Romano/Vignolo/Zulfikarpasic (Sunside - 20 Août 2005)
Samizdjazz y était hier, et son billet fait résolument le tour de la question. Je me contenterai de quelques remarques :
- La liste des morceaux semble très proche entre les deux soirées ; les seules différences que je repère sont qu'ils ont joué "Song for Elis" dans le deuxième set, et qu'il a chanté, en final, avant "Estate", "Les clowns", une chanson de Giani Esposito.
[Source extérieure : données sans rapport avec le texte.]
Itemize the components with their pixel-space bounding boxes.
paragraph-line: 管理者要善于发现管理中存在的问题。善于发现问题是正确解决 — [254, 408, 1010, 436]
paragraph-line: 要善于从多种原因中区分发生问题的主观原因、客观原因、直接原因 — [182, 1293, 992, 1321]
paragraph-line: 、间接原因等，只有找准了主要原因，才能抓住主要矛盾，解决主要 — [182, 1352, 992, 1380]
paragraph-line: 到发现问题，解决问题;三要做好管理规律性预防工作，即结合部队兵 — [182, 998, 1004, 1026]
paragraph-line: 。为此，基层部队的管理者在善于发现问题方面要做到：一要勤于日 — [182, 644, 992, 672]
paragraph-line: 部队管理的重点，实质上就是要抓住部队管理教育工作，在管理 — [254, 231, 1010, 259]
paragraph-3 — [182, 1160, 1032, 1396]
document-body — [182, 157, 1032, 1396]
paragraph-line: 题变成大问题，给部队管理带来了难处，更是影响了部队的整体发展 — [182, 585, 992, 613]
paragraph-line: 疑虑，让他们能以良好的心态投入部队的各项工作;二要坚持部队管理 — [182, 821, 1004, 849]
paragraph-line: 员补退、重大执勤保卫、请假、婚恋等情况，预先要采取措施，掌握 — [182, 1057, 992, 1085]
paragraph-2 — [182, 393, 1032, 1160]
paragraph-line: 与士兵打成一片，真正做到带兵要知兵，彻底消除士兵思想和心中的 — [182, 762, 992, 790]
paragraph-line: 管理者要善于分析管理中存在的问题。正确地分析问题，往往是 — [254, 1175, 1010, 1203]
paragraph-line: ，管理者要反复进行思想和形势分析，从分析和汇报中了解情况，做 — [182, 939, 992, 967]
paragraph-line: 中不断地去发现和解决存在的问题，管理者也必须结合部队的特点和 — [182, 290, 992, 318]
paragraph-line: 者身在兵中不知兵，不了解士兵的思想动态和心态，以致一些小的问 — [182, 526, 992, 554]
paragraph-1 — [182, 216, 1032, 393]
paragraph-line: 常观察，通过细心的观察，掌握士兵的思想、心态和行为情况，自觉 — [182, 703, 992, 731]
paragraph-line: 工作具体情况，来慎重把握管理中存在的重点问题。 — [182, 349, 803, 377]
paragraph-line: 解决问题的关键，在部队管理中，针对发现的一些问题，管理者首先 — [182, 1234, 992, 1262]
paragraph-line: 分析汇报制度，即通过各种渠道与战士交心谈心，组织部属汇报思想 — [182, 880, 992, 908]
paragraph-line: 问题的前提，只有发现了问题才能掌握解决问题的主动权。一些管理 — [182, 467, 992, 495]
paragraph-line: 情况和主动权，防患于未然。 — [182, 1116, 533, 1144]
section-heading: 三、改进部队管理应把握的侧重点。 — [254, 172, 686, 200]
- Dans le premier set, j'ai particulièrement aimé le morceau "Pétionville" (sur la banlieue de Port-Au-Prince), où Bojan Z. s'est lancé dans de la haute voltige, constamment à la limite de la rupture harmonique, comme flirtant à distance avec la mélodie pour soudain y retomber pleins pieds, créant une tension constante presque douloureuse, d'une rare intensité.
- Le travail autour de "Caravan" fut jubilatoire, comme un patchwork de styles et d'ambiances, où le thème ellingtonien, parfois sensuel, parfois virevoltant, parfois abrupt, servirait de couture
- Aldo Romano présente assez étrangement ses morceaux, entre le désir d'indiquer la part d'intime qu'il y a mis, et une répugnance à le faire. Nous n'eûmes pas droit au couplet sur les chanteurs français, mais à l'évocation des circonstances d'écriture de "Anny's Lullaby", chanson écrite pour sa compagne alors en instance de rupture, comme un test pour savoir à sa réaction si leur histoire allait ou non continuer (le résultat n'a pas été dit) ; mais cela fut dit au milieu de digressions, de reculs, de reprises, comme une timidité assez paradoxale mais finalement touchante.
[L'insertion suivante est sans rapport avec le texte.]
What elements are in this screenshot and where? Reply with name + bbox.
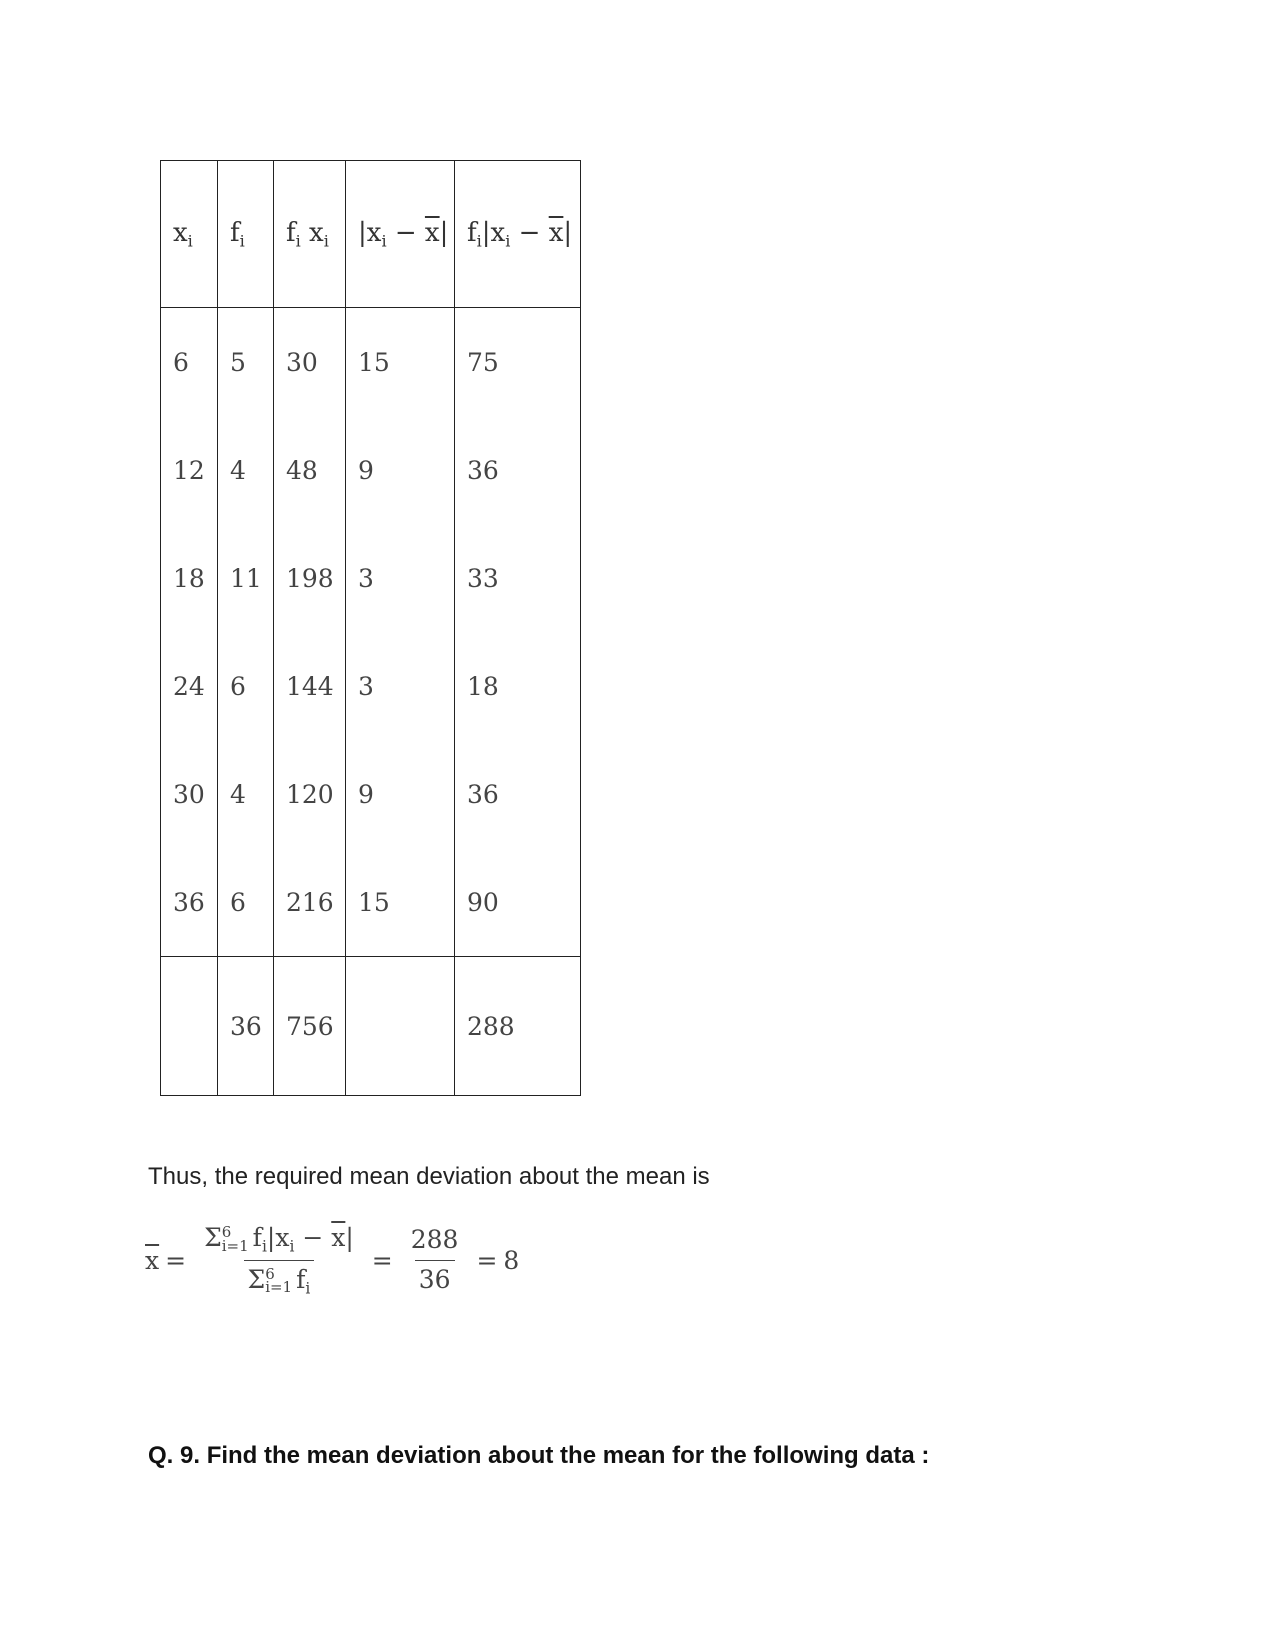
summation-denominator: Σ 6 i=1 $f_i$ (244, 1260, 315, 1299)
cell-abs-deviation: 9 (346, 740, 455, 848)
cell-abs-deviation: 15 (346, 848, 455, 957)
cell-fixi: 144 (274, 632, 346, 740)
table-row (161, 632, 581, 740)
cell-weighted-abs-deviation: 36 (455, 740, 581, 848)
cell-fi: 4 (218, 416, 274, 524)
summation-fraction (200, 1222, 358, 1298)
summation-numerator: Σ 6 i=1 $f_i|x_i - \overline{x}|$ (204, 1223, 354, 1256)
equals-sign: = (476, 1245, 498, 1275)
deviation-table (160, 160, 581, 1096)
formula-result: 8 (503, 1245, 520, 1275)
value-fraction (407, 1224, 463, 1296)
cell-xi: 18 (161, 524, 218, 632)
header-xi: $x_i$ (161, 161, 218, 308)
question-heading: Q. 9. Find the mean deviation about the mean for the following data : (148, 1442, 930, 1469)
equals-sign: = (165, 1245, 187, 1275)
total-fixi: 756 (274, 957, 346, 1096)
cell-fi: 11 (218, 524, 274, 632)
denominator-value: 36 (415, 1260, 455, 1297)
cell-xi: 6 (161, 308, 218, 417)
table-row (161, 308, 581, 417)
table-totals-row (161, 957, 581, 1096)
cell-abs-deviation: 3 (346, 632, 455, 740)
total-xi (161, 957, 218, 1096)
cell-weighted-abs-deviation: 18 (455, 632, 581, 740)
cell-xi: 12 (161, 416, 218, 524)
cell-fi: 6 (218, 848, 274, 957)
cell-fixi: 120 (274, 740, 346, 848)
cell-fixi: 216 (274, 848, 346, 957)
cell-weighted-abs-deviation: 36 (455, 416, 581, 524)
numerator-value: 288 (410, 1225, 459, 1255)
header-fixi: $f_i$ $x_i$ (274, 161, 346, 308)
cell-fixi: 48 (274, 416, 346, 524)
cell-weighted-abs-deviation: 90 (455, 848, 581, 957)
header-abs-deviation: $|x_i - \overline{x}|$ (346, 161, 455, 308)
cell-weighted-abs-deviation: 33 (455, 524, 581, 632)
equals-sign: = (371, 1245, 393, 1275)
cell-xi: 24 (161, 632, 218, 740)
table-row (161, 740, 581, 848)
total-fi: 36 (218, 957, 274, 1096)
header-fi: $f_i$ (218, 161, 274, 308)
table-header-row (161, 161, 581, 308)
conclusion-text: Thus, the required mean deviation about the mean is (148, 1163, 710, 1190)
cell-fixi: 30 (274, 308, 346, 417)
cell-fi: 5 (218, 308, 274, 417)
cell-xi: 30 (161, 740, 218, 848)
cell-fi: 4 (218, 740, 274, 848)
table-row (161, 848, 581, 957)
table-row (161, 416, 581, 524)
header-weighted-abs-deviation: $f_i|x_i - \overline{x}|$ (455, 161, 581, 308)
table-row (161, 524, 581, 632)
total-abs-deviation (346, 957, 455, 1096)
cell-fi: 6 (218, 632, 274, 740)
cell-fixi: 198 (274, 524, 346, 632)
cell-abs-deviation: 3 (346, 524, 455, 632)
cell-abs-deviation: 9 (346, 416, 455, 524)
total-weighted-abs-deviation: 288 (455, 957, 581, 1096)
mean-symbol: $\overline{x}$ (145, 1245, 160, 1275)
cell-weighted-abs-deviation: 75 (455, 308, 581, 417)
mean-deviation-formula (145, 1222, 519, 1298)
cell-xi: 36 (161, 848, 218, 957)
cell-abs-deviation: 15 (346, 308, 455, 417)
- Dans le deuxième set, le pic d'émotion fut pour moi "Groznjan Blue" de Bojan Z., délicatement poignant.
- Le final fut riche en anecdotes. Comme Bojan Z. ne connaissait pas "Les Clowns", Aldo Romano lui indique les deux accords, puis précise qu'il lui faut la tierce, parce qu''il n'est pas comme Henri Texier, et demande la confirmation de la présence du Mib dans son accord de Ré ! "Private joke" assurément.
- "Estate" est encore plus étonnant. Une corde du piano ayant laché, une note devient pratiquement injouable, la pédale d'effet lui donnant une couleur particulièrement métallique. Bojan Z. utilise alors cet effet comme sur un piano préparé, y martelant un petit rythme, comme une cloche oubliée dans le souvenir évoqué par la chanson. Du grand grand art d'improvisation...
- S'ils font un disque ensemble, je suis sur qu'ils devront se coltiner des comparaisons avec le premier trio mythique de Bill Evans ; les parentés de Rémi Vignolo et de Scott LaFaro, d'une part, et de Aldo Romano et de Paul Motian, d'autre part, sont indéniables, même si cela ne donne qu'une partie de leur palette. Mais c'est dire la qualité de leur jeu.